И только мы их и видели! Лошади подхватили, телега загремела в гору, — вот еще раз мелькнула она на темной черте, отделявшей землю от неба, завалилась и пропала.

Вот уж и стука, и крика, и бубенцов не слыхать…

Стала тишина мертвая.

Мы с Филофеем не вдруг опомнились.

— Ах ты, шут этакой! — промолвил он наконец и, сняв шляпу, начал креститься. — Право, шут, — прибавил он и обернулся ко мне, весь радостный, — А хороший должен быть человек — право. Но-но-но, махонькие! поворачивайтесь! Целы будете! Все целы будем! Ведь это он проехать не давал; он лошадьми-то правил. Экой шут парень! Но-но-но-ноо! с Бо-гам!

Я молчал — но и у меня хорошо стало на душе. «Целы будем! — повторил я про себя и разлегся на сене. — Дешево отделались!»

Мне даже несколько совестно стало, зачем это я стих Жуковского вспомнил.

Вдруг пришла мне в голову мысль:

— Филофей!

— Чего?

— Ты женат?

— Женат.

— И дети есть?

— Есть и дети.

— Как же ты об них не вспомнил? О лошадях пожалел — а о жене, о детях?

— Да чего их жалеть-то? Ведь ворам в руки они бы не попались. А в уме я их все время держал — и теперь держу… во как. — Филофей помолчал. — Может… из-за них Господь Бог нас с тобой помиловал.

— Да коли то не были разбойники?

— А почем знать? В чужую душу разве влезешь? Чужая душа — известно — потемки. А с Богом-то завсегда лучше. Не… я свою семью завсегда… Но-но-но, махонькие, с Бо-гам!

Уже почти рассвело, когда мы стали подъезжать к Туле. Я лежал в забытьи полусна…

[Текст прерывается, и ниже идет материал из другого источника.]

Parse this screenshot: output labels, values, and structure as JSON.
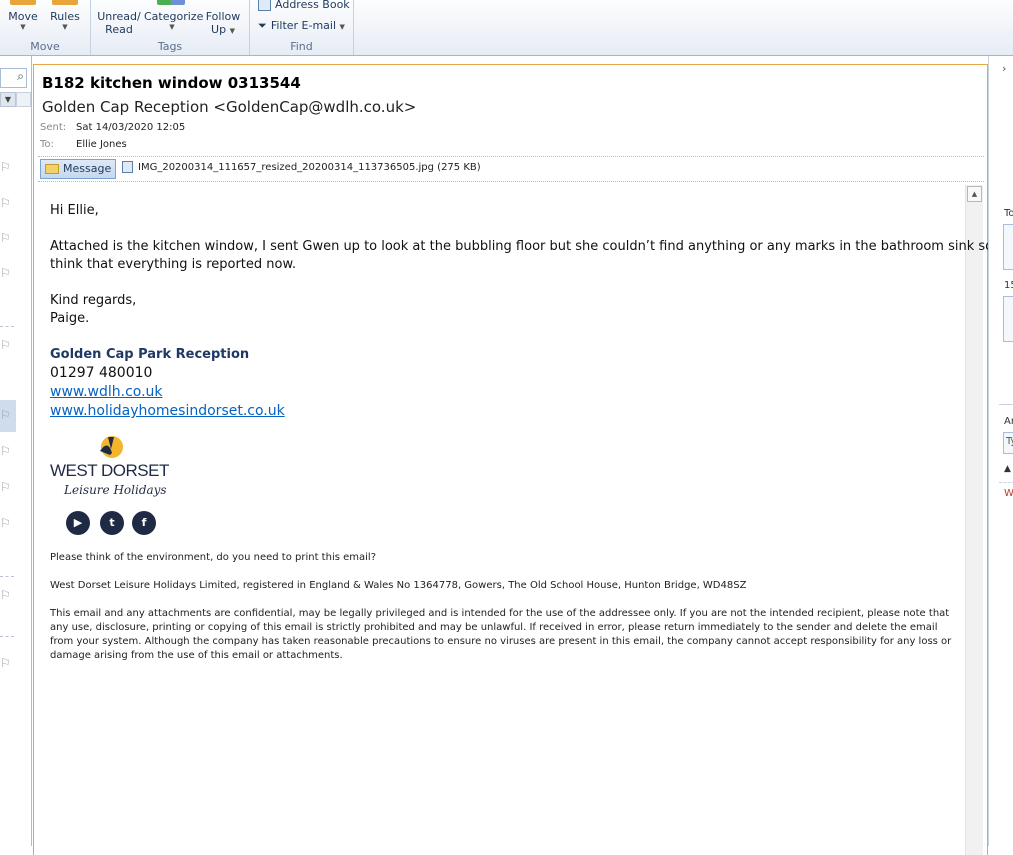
{
  "ribbon": {
    "move_group": {
      "move_label": "Move",
      "rules_label": "Rules",
      "group_label": "Move"
    },
    "tags_group": {
      "unread_label_1": "Unread/",
      "unread_label_2": "Read",
      "categorize_label": "Categorize",
      "follow_label_1": "Follow",
      "follow_label_2": "Up",
      "group_label": "Tags"
    },
    "find_group": {
      "address_book_label": "Address Book",
      "filter_label": "Filter E-mail",
      "group_label": "Find"
    }
  },
  "message": {
    "subject": "B182 kitchen window 0313544",
    "from": "Golden Cap Reception <GoldenCap@wdlh.co.uk>",
    "sent_label": "Sent:",
    "sent_value": "Sat 14/03/2020 12:05",
    "to_label": "To:",
    "to_value": "Ellie Jones",
    "message_tab_label": "Message",
    "attachment_name": "IMG_20200314_111657_resized_20200314_113736505.jpg (275 KB)"
  },
  "body": {
    "greeting": "Hi Ellie,",
    "line1": "Attached is the kitchen window, I sent Gwen up to look at the bubbling floor but she couldn’t find anything or any marks in the bathroom sink so I",
    "line2": "think that everything is reported now.",
    "closing1": "Kind regards,",
    "closing2": "Paige.",
    "sig_name": "Golden Cap Park Reception",
    "sig_phone": "01297 480010",
    "sig_link1": "www.wdlh.co.uk",
    "sig_link2": "www.holidayhomesindorset.co.uk",
    "logo_line1": "WEST DORSET",
    "logo_line2": "Leisure Holidays",
    "env_note": "Please think of the environment, do you need to print this email?",
    "company_note": "West Dorset Leisure Holidays Limited, registered in England & Wales No 1364778, Gowers, The Old School House, Hunton Bridge, WD48SZ",
    "disclaimer": "This email and any attachments are confidential, may be legally privileged and is intended for the use of the addressee only. If you are not the intended recipient, please note that any use, disclosure, printing or copying of this email is strictly prohibited and may be unlawful. If received in error, please return immediately to the sender and delete the email from your system. Although the company has taken reasonable precautions to ensure no viruses are present in this email, the company cannot accept responsibility for any loss or damage arising from the use of this email or attachments."
  },
  "right_pane": {
    "label1": "To",
    "label2": "15",
    "label3": "Ar",
    "label4": "Ty",
    "label5": "W"
  },
  "colors": {
    "accent_border": "#e6a64a",
    "signature_name": "#1f3864",
    "link": "#0563c1"
  }
}
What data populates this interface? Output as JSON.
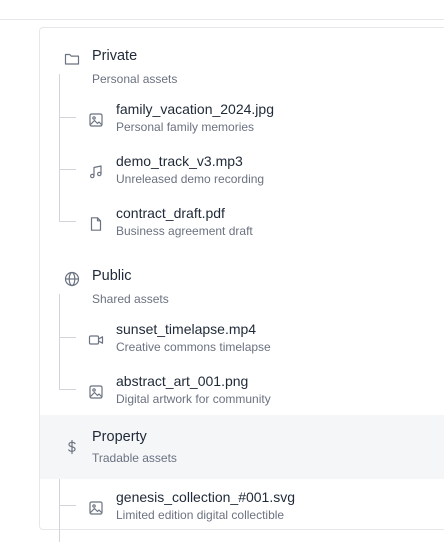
{
  "groups": [
    {
      "title": "Private",
      "subtitle": "Personal assets",
      "icon": "folder-icon",
      "items": [
        {
          "title": "family_vacation_2024.jpg",
          "subtitle": "Personal family memories",
          "icon": "image-icon"
        },
        {
          "title": "demo_track_v3.mp3",
          "subtitle": "Unreleased demo recording",
          "icon": "music-icon"
        },
        {
          "title": "contract_draft.pdf",
          "subtitle": "Business agreement draft",
          "icon": "file-icon"
        }
      ]
    },
    {
      "title": "Public",
      "subtitle": "Shared assets",
      "icon": "globe-icon",
      "items": [
        {
          "title": "sunset_timelapse.mp4",
          "subtitle": "Creative commons timelapse",
          "icon": "video-icon"
        },
        {
          "title": "abstract_art_001.png",
          "subtitle": "Digital artwork for community",
          "icon": "image-icon"
        }
      ]
    },
    {
      "title": "Property",
      "subtitle": "Tradable assets",
      "icon": "dollar-icon",
      "items": [
        {
          "title": "genesis_collection_#001.svg",
          "subtitle": "Limited edition digital collectible",
          "icon": "image-icon"
        }
      ]
    }
  ],
  "colors": {
    "highlight_row": "#f5f6f8",
    "tree_line": "#d1d5db",
    "text_primary": "#1f2937",
    "text_secondary": "#6b7280"
  }
}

— Барин, — сказал мне вдруг Филофей, — посмотрите-ка: вон они стоят у кабака… ихняя телега-то.

Я поднял голову… точно, они: и телега их, и лошади. На пороге питейного заведения внезапно показался знакомый великан в полушубке.

— Господин! — воскликнул он, помахивая шапкой, — ваши денежки пропиваем! А что, кучер, — прибавил он, качнув головой на Филофея, — чай, заробел этта-ась?

— Превеселый человек, — заметил Филофей, отъехавши сажен на двадцать от кабака.

Прибыли мы наконец в Тулу; купил я дроби, да кстати чаю, да вина, и даже лошадь у барышника взял. В полдень мы отправились обратно. Проезжая тем местом, где в первый раз мы услыхали за собою стук телеги, Филофей, который, подвыпив в Туле, оказался весьма разговорчивым человеком, — он мне даже сказки рассказывал, — проезжая тем местом, Филофей вдруг засмеялся.

— А помнишь, барин, как я тебе все говорил: стучит… стучит, мол, стучит!

Он несколько раз повел рукою наотмашь… Очень уж ему это слово казалось забавным.

В тот же вечер мы вернулись в его деревню.

Я сообщил бывший с нами случай Ермолаю. Будучи трезвым, он не высказал никакого сочувствия и только хмыкнул — одобрительно или укоризненно, — этого, я полагаю, он сам не ведал. Но дня два спустя он с удовольствием известил меня, что в ту самую ночь, когда мы с Филофеем ездили в Тулу, — и на той же самой дороге — какого-то купца ограбили и убили. Я сперва не поверил этому известию; но потом пришлось поверить; справедливость его мне подтвердил проскакавший на следствие становой. Уж не с этой ли «свадьбы» возвращались наши удальцы и не этого ли «молодца» они, по выражению шутника-великана, уложили? Я в деревне Филофея оставался еще дней пять. Бывало, как только встречу его, всякий раз говорю ему: «А? стучит?»

— Веселый человек, — ответит он мне всякий раз и сам засмеется.